Richard Russell Jr. was one of the Senate’s longest-serving members, and he was generally regarded as one of the most influential. He chaired the powerful Armed Services Committee for most of the 1950s and 1960s. Early on, he was generally supportive of President Franklin D. Roosevelt’s New Deal, and in 1946 he was the principal sponsor of the National School Lunch Act, which provided free or low-cost lunches to indigent schoolchildren. Russell was instrumental in the rise of his protege, Lyndon B. Johnson, to the Senate majority leadership.

Yet Russell was also one of the most prominent politicians in the mid-20th century to defend white supremacy – a system grounded on the assumption of black inferiority and committed to the thoroughgoing subordination, segregation and disfranchisement of African-Americans, sometimes through physical violence.

In the 1930s and 1940s, Russell participated in Southern filibusters to block federal bills aimed at suppressing lynchings and poll taxes. In 1956, he played a leading role in uniting Southern congressmen and senators behind the Southern Manifesto, which assailed the Supreme Court’s ruling in Brown v. Board of Education as a “clear abuse of judicial power” and pledged all “lawful means” of resistance to it.

In 1957, Russell helped to gut the provision in pending civil rights legislation that would have authorized the U.S. attorney general to sue for injunctions over civil rights violations, including school segregation. Russell criticized the measure for forcing desegregation with “federal bayonets.” That fall, when President Dwight Eisenhower sent federal troops into Little Rock, Arkansas, to enforce a court order desegregating Central High School, Russell compared them to Nazi “Storm Troopers.”

In 1958, Russell revived an earlier proposal of his to create a federal agency that would equalize the distribution of the nation’s black population by offering financial assistance to African-Americans living in the South who wished to relocate to other states. The purpose of this bill, which was not a serious proposal, was to taunt Northern liberals over their supposed hypocrisy regarding civil rights by forcing measures on the South that they would have been unwilling to endure had they lived among similarly large black populations.

In 1963, Russell pledged to oppose civil rights legislation with “every means and resource at my command.” Warning of the “mongrelization” of the races in 1964, he then led the longest filibuster in Senate history in opposition to the Civil Rights Act, which opened up public accommodations to African-Americans, prohibited race discrimination in employment and barred the allocation of federal funds to entities that practiced race discrimination.

Russell was not a racial firebrand in the mold of Mississippi Sens. Theodore Bilbo and James Eastland, who frequently used racial epithets, spoke openly of black inferiority and slyly encouraged violence in opposition to school desegregation and black suffrage. Yet neither was Russell simply a casual racist as was common to that era. He was a prominent leader of what Russell himself bragged was “the last ditch” defense of white supremacy. That commitment to white supremacy was not a tangential part of Russell’s legacy. A couple of days after the Southern filibuster against the 1964 Civil Rights Act failed, Russell bragged that “no group of men could have worked harder in a nobler cause.” Nor did Russell ever recant his role in the fight to preserve white supremacy before his death in 1971; the following year, a Senate office building was named for him.

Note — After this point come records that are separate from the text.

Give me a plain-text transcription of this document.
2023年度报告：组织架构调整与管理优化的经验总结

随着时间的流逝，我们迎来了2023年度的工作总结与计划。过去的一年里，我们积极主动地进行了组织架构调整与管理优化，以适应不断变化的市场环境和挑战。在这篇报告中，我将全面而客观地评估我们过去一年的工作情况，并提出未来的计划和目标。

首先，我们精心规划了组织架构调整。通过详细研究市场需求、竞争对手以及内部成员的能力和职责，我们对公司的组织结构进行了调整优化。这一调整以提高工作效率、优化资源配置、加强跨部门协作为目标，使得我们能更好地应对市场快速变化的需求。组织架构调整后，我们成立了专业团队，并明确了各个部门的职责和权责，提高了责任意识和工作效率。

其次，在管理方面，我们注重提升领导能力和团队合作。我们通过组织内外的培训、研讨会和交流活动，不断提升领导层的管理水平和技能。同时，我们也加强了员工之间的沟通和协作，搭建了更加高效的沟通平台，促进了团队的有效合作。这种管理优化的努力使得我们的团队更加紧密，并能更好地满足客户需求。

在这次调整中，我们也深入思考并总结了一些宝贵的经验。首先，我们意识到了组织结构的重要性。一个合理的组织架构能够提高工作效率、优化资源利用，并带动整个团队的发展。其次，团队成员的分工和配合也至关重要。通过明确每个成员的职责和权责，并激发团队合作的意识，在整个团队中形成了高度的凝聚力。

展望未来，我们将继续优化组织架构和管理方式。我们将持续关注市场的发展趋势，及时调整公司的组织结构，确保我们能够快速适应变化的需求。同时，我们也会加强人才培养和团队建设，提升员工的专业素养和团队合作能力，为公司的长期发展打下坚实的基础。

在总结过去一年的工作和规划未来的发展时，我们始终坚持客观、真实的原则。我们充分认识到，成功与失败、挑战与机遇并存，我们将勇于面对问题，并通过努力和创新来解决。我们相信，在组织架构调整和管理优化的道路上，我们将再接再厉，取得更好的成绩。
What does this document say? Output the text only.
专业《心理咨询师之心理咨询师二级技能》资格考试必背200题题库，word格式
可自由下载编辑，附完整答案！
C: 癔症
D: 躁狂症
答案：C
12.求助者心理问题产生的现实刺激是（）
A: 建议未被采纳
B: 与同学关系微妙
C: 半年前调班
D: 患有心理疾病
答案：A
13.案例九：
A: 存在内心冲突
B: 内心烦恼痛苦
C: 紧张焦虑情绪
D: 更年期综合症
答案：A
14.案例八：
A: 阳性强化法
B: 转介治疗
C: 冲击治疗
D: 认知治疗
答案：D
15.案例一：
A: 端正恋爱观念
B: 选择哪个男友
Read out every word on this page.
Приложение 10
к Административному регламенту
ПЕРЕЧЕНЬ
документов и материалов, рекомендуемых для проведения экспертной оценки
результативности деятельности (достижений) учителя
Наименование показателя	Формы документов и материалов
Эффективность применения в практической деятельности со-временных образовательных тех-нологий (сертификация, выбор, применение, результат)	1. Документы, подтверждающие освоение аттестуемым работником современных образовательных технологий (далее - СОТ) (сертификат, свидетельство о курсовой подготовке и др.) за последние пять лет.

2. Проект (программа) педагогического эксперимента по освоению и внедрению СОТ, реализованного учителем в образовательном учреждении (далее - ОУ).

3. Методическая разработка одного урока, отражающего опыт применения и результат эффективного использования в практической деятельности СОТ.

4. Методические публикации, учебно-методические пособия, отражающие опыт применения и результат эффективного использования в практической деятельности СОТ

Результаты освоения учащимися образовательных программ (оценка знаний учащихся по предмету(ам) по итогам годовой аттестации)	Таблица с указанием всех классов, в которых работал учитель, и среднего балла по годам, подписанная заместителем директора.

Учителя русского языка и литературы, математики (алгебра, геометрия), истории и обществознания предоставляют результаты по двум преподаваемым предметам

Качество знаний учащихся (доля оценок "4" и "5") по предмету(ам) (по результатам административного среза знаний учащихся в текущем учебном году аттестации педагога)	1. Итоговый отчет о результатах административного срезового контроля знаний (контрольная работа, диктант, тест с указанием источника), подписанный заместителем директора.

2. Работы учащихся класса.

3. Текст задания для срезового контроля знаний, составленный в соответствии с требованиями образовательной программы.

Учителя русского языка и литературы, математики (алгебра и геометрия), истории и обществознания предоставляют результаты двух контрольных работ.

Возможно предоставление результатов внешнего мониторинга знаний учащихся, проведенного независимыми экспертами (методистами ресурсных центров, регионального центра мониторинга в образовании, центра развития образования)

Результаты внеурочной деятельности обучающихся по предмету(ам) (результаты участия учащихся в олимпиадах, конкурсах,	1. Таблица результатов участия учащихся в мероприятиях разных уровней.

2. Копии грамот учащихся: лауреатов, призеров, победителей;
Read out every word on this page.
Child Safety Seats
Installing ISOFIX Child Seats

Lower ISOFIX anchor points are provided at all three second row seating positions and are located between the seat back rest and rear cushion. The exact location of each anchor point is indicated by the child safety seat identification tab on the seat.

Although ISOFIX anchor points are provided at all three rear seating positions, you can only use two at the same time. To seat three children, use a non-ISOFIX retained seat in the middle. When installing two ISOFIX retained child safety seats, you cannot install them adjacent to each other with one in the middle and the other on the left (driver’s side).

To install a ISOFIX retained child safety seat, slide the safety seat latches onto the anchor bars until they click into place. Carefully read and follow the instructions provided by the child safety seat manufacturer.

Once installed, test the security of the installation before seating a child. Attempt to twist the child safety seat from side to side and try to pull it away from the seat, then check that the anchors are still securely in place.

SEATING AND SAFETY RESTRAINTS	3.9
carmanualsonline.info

Such a legacy ought not to be honored today, especially given that white supremacists are enjoying something of a political renaissance, and the president of the United States has a difficult time distinguishing between the “very fine people” on opposing sides of the struggle between white supremacy and racial justice. Regardless of whether the Russell Senate Office Building is adorned with McCain’s name, it is past time for Russell’s to go.

Michael J. Klarman is a professor at Harvard Law School and the author of “From Jim Crow to Civil Rights: The Supreme Court and the Struggle for Racial Equality.”